Of course, a lot of DMs these days don’t use XP at all. For our play of Shadow of the Dragon Queen (of which I’ll write more reports shortly, I promise!), I’ve been entirely using story-based progression. Which means that the random encounters I roll during play don’t contribute to the gains of the characters at all. They’re just a way of providing extra content, and, occasionally, a feeling of a living world.
“They’re just a way of providing extra content, and, occasionally, a feeling of a living world.” This is how I’ve always seen and used random encounters – along with resource management back in the day. I love it when a random encounter brings something unexpected – allows me (forces me, actually) to do some on the fly worldbuilding!
Yes! The worldbuilding that they can prompt you to create is very valuable.
I’m looking forward to the next Dragonlance play report.

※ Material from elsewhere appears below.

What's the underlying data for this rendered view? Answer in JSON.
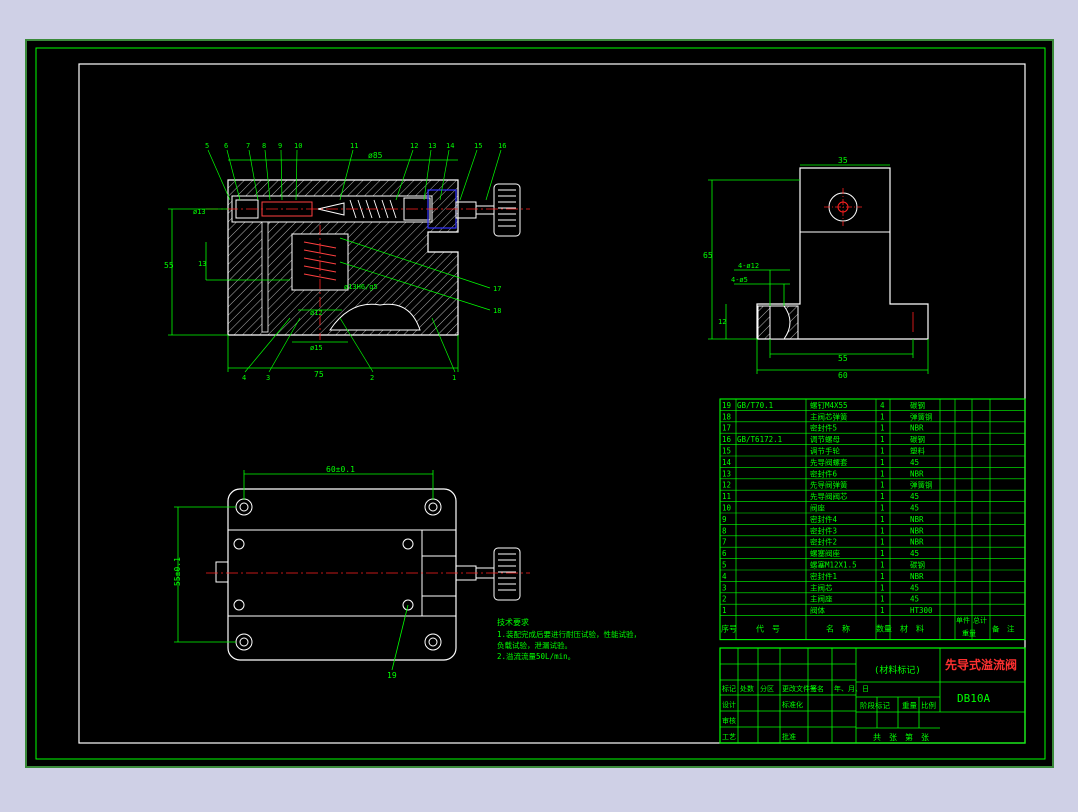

On the topic of XP, I played mainly in the 2E AD&D era. We never received XP for loot but regularly received XP for good roleplaying. Stuff done in character, especially when it was disadvantageous but in line with the character, would be rewarded. It dis mean that characters levelled up at different rates, but the class-based level progression tables at the time had that effect anyway.
Hey Merric,
have you heard about the alexandrian’s adversary rosters for dynamic dungeons?